SEARCHER'S VOICE
The Doctor Is In
by Barbara Quint
Editor, Searcher
Back in the good/bad old days (amazing how often that phrase occurs in my writings these days — sigh), the reference interview was the most useful and the most fun assignment in a searcher’s day. With intermediated searching the only way for clients to reach the wondrous bounty of online, the info pro was in the catbird’s seat. A client had to be able to tell their tale clearly. (Pause for polite laughter.) Actually, the searcher had to be able to carefully, meticulously, and laboriously extract the client’s needs. Most importantly, the searcher had to vault over the obstacles of client assumptions as to what the searcher could — and could not — do for the client. If I had a nickel for every time some client would launch a request with a list of keywords … well, a nickel doesn’t buy much these days, but I could still make a profit. It was like the client thought I was some kind of a vending machine. Insert quarter, pull handle, eat candy bar.
Of course, we expert searchers knew that we could do anything for clients. We could answer questions they didn’t ask but should have. We could stuff them with information, so much that they could share it with others, maybe even trade it for something else they needed. Heck, we could answer questions their friends and colleagues wanted answered. We used to believe, “The only bad question is an unasked question.” (Come to think of it, we still believe that.) In fact, with careful tutelage and skilled chattiness, I came to treat those reference interview sessions as sort of an information-oriented version of psychoanalysis, with me assuming the role of Dr. Freud.
But now that everyone’s an end-user searcher, now that intermediated searching is such a rarity, what has happened to the reference interview? It’s not just a problem of searchers getting lonely waiting for clients or missing the old back-and-forth of a skilled reference interview. It’s the instinctive professional concern that those false assumptions of clients as to what we can and can’t do are still out there blocking our opportunities to serve. Only now we can’t see them because the clients no longer have to pass our guardianship, even though that guardianship was for their own good.
This issue carries another excellent The Medical Digital column from Stephanie Ardito. This one is on the adverse side effects of medications. One of the services Ms. Ardito describes includes a master list of the most prescribed drugs matched to the adverse side effects. Several hundred of them are apparently real problems. Reading that column, it occurred to me that anyone taking medication on a regular basis should probably check their meds against this listing and, if their meds change, recheck the list appropriately. And that isn’t the only self-analysis suggested in this issue. Irene McDermott’s Internet Express column carries a sidebar listing sites where citizens can check their political temperatures. Hmm.
And that’s when the nickel dropped — the information audit. Instead of dealing with clients one need at a time, one crisis, one project, we need to expand the reference interview into a full-scale information audit. When do people search for data and when don’t they? What tools do they use and what ones don’t they?

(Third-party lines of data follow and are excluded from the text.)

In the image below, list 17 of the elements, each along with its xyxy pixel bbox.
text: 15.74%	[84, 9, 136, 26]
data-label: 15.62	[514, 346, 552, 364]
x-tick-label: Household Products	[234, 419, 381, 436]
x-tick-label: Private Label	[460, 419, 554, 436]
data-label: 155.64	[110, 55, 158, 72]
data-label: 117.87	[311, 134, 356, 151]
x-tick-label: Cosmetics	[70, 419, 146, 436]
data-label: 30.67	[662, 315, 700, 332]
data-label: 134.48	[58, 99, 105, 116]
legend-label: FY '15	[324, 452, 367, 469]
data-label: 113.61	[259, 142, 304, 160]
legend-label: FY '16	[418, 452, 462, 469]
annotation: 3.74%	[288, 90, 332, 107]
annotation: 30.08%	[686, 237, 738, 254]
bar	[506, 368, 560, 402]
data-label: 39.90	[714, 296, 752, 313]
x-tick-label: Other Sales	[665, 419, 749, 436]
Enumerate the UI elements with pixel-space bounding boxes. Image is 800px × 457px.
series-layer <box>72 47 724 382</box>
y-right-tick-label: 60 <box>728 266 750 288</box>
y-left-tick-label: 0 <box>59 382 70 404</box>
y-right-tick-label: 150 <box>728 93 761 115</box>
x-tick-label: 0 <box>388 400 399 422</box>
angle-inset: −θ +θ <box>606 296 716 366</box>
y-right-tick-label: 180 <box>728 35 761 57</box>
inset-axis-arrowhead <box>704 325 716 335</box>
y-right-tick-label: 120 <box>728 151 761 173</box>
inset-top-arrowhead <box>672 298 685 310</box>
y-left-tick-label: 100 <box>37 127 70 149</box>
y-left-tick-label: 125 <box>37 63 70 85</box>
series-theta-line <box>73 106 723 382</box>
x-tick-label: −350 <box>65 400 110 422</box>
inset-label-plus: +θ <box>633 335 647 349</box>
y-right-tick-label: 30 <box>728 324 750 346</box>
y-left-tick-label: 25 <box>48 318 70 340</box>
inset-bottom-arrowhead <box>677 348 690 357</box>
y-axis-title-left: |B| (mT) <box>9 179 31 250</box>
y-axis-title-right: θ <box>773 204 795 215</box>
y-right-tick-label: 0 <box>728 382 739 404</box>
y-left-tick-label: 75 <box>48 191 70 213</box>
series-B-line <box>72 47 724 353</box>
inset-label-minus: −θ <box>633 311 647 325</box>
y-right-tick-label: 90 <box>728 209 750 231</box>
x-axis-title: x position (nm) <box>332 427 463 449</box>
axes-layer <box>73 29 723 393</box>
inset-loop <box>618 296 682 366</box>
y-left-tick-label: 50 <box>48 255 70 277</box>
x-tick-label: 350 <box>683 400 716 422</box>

Which aspects of their lives or jobs do they regard as information-bound and which don’t they? Once completed (with regular renewal periods and/or specific types of changed circumstances requiring a renewed audit identified), we can come up with analyses and lists of suggested beneficial adjustments. To promote the service, we should probably promise to save people time, e.g., by more efficiently handling of email and social network flow. But we can also use the opportunity to suggest new sources, including the ones the library has licensed — not to mention the intermediated searches our staff would love to conduct for them. Another timesaver.
You notice that I am referring to the information audit as a personal service while some consider it a task performed for and about an institution. Well, I’ve always been one to look at the trees before I judge the forest. Institutional information audits should spring from the personal audits. For one thing, you should get more honesty if people see you as working for their personal benefit. God forbid they should see you as ratting out their deficiencies to the boss. And working at the level of individual needs gives you a chance to come up with solutions that are practical and economical. When you can’t find realistic solutions with the tools at hand, you’ll know it’s time to check your institutional toolbox. Maybe you need new licensed content or new staff skills. Maybe your institution needs to have some new hires to improve performance.
Info pros serve the people, whatever their needs, but first we have to know what those needs are. And, by the way, in the course of doing these audits, let’s be generous. Have a second agenda, namely helping people with their personal problems. It won’t take that much longer and it could turn a client into a friend and supporter. With all the fine professional searches I conducted over the years in a traditional library setting, the stories I tell of breaking through to high-ranking clients who could and did do the library a lot of good are stories of searches for personal needs. For one thing, those personal searches burst through those false assumptions, those keyword-as-quarter vending machine assumptions. By straying into areas not normally covered in the organization’s tasks, we proved the power and sweep of what the library could supply. Information audits can help engineer better clients by giving people better tools and better practices in using them, but it can also let clients dump jobs on us. And that’s fine by me. After all, the best way to improve an info pro is to demand more of them than they give today.